Viele Reisende legen jetzt Wert auf Premium-Erlebnisse – wie verbesserte Sitzplätze, Flughafen-Lounges und robuste Treueprogramme – die größere Fluggesellschaften effektiver anbieten. Diese Verschiebung hat die Billigflieger angreifbar gemacht:
– Frontier Airlines meldete letztes Jahr einen Verlust von 137 Millionen US-Dollar.
– Spirit Airlines ist derzeit mit extremer Instabilität konfrontiert, befindet sich in der zweiten Insolvenz und steht vor der Möglichkeit einer vollständigen Liquidation.
Politischer und wirtschaftlicher Rückschlag
Der Vorschlag steht in Washington vor harten Kämpfen. US-Verkehrsminister Sean Duffy hat darauf hingewiesen, dass solch bedeutende finanzielle Eingriffe die Genehmigung des Kongresses und nicht nur Maßnahmen der Exekutive erfordern würden.
Der Widerstand wächst von beiden Seiten des Ganges und von Seiten der Branchenkonkurrenten:
– gesetzgeberische Skepsis: Abgeordnete wie Senator Ted Cruz (R-Texas) haben bereits starken Widerstand geäußert und eine Rettungsaktion für Spirit als „absolut schreckliche Idee“ bezeichnet.
– Branchenrivalität: Große Fluggesellschaften, angeführt von Scott Kirby, CEO von United Airlines, argumentieren, dass die Krise keine vom Steuerzahler finanzierte Rettungsleine rechtfertigt. Kirby behauptet, dass „gut geführte Fluggesellschaften“ profitabel bleiben und dass der aktuelle Treibstoffanstieg keine systemische Bedrohung für die Branche darstellt.
Die hohen Risiken einer „Nein“-Entscheidung
Sollte die Regierung den Antrag ablehnen, könnten die Konsequenzen Auswirkungen auf den gesamten Reisemarkt haben.
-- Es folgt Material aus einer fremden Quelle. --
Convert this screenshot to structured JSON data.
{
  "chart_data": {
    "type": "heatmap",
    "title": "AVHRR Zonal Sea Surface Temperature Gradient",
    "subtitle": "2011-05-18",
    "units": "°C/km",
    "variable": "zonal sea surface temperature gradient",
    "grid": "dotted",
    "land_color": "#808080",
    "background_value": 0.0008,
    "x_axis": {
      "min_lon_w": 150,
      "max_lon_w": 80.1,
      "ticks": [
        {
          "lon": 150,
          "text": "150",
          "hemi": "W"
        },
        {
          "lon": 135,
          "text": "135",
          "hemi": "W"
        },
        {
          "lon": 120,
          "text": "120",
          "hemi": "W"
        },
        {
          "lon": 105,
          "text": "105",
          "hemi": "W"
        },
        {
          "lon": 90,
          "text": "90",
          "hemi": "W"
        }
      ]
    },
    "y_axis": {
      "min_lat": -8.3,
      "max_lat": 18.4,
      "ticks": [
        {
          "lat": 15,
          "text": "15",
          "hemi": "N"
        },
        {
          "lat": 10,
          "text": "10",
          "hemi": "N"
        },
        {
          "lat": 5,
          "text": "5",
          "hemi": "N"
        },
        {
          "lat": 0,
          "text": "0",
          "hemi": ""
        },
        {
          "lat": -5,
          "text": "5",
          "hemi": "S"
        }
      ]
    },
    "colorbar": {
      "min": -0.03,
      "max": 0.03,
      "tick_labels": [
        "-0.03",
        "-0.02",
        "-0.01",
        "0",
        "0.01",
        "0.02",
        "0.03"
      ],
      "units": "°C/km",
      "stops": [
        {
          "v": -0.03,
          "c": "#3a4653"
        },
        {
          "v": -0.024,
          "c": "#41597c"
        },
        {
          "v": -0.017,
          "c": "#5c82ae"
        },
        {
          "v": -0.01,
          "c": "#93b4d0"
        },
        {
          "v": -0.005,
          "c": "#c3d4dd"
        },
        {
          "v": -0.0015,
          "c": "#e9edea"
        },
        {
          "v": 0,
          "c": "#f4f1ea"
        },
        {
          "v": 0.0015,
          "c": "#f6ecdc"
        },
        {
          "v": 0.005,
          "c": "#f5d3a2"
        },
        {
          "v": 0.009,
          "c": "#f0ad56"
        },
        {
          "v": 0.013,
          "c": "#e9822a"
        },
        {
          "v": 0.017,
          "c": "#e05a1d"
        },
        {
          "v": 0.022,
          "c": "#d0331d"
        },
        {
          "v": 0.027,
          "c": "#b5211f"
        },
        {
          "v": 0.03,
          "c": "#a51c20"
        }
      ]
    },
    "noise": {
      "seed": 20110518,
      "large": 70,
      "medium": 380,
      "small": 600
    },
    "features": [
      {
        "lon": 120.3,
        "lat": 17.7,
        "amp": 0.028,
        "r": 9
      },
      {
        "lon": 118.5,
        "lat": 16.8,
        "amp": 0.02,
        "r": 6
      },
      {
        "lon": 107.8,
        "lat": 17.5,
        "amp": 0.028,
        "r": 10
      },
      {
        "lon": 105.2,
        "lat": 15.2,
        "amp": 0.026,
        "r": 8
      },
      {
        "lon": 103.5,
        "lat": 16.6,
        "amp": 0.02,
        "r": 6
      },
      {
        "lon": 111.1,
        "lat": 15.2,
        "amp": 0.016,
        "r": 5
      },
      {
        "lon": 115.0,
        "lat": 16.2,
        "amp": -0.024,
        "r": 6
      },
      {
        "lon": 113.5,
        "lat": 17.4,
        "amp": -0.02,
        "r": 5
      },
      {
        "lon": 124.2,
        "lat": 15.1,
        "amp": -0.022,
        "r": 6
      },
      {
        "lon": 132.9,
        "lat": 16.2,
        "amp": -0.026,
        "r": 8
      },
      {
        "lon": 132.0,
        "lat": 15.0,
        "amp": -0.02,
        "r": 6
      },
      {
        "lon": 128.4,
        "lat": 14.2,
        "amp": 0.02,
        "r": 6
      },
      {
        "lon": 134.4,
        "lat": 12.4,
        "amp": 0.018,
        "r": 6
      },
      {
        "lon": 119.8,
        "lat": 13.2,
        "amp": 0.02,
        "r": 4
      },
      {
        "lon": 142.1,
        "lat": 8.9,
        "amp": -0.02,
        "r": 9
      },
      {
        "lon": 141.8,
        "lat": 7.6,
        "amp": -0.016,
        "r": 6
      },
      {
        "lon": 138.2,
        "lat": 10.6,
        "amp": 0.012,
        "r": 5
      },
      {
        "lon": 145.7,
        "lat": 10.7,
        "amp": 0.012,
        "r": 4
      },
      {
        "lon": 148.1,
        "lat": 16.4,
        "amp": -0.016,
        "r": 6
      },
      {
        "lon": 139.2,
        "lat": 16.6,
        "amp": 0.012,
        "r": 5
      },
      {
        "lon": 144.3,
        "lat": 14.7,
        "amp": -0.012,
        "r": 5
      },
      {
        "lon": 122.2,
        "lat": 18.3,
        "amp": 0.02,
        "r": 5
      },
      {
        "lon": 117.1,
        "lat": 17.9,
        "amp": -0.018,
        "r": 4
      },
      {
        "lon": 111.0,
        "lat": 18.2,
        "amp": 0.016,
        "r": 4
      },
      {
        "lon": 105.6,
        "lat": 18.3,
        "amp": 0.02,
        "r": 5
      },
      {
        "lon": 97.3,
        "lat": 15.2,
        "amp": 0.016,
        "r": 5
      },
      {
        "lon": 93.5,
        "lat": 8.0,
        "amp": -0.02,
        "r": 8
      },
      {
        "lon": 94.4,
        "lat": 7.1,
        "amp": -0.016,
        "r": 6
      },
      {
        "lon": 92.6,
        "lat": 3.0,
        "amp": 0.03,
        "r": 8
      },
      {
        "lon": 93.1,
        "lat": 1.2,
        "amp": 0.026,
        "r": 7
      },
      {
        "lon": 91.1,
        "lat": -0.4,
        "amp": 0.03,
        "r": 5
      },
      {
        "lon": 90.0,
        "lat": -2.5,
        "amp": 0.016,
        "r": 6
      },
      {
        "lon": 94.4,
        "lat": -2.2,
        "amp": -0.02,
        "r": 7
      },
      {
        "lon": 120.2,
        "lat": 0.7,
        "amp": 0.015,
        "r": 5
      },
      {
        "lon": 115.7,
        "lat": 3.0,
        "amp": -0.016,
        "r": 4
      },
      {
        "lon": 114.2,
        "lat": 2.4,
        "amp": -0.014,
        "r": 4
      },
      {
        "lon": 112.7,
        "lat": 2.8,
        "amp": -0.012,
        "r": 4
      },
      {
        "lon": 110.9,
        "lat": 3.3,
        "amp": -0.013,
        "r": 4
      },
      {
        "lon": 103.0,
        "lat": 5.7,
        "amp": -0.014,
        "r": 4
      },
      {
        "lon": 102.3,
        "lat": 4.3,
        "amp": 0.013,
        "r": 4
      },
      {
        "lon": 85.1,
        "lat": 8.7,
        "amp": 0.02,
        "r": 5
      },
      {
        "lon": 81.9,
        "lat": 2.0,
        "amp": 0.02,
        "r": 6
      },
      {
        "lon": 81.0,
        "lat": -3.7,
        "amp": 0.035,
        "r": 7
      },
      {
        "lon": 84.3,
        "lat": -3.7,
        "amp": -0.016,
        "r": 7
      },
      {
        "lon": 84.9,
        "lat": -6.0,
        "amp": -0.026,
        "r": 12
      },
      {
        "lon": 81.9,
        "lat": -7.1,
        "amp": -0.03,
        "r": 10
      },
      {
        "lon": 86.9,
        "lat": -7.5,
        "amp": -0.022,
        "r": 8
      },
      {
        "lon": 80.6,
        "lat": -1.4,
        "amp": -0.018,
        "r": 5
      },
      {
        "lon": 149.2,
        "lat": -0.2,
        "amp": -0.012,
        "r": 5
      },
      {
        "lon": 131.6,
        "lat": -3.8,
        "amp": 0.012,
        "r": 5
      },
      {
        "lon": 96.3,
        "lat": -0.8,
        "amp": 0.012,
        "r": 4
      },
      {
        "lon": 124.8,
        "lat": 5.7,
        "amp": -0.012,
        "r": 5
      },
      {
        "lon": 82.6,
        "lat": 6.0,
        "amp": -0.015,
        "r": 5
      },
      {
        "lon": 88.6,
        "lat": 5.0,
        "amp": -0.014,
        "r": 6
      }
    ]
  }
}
Wenn Spirit und andere Discounter gezwungen sind, ihre Flotten einzustellen, könnte der Wettbewerbsdruck auf die großen Fluggesellschaften verschwinden.
Branchenexperten warnen vor einem möglichen „Preisuntergrenze“-Effekt : Wenn Billigkonkurrenten verschwinden, könnten größere Fluggesellschaften die aktuelle Treibstoffkrise als Rechtfertigung nutzen, um höhere Ticketpreise beizubehalten, auch wenn sich die Ölpreise stabilisiert haben.
Das Endergebnis: Washington muss nun entscheiden, ob das Überleben von Billigfluggesellschaften eine öffentliche Notwendigkeit ist, um niedrige Flugpreise aufrechtzuerhalten, oder ob die Bereitstellung von Steuergeldern für angeschlagene Unternehmen einen gefährlichen wirtschaftlichen Präzedenzfall darstellt.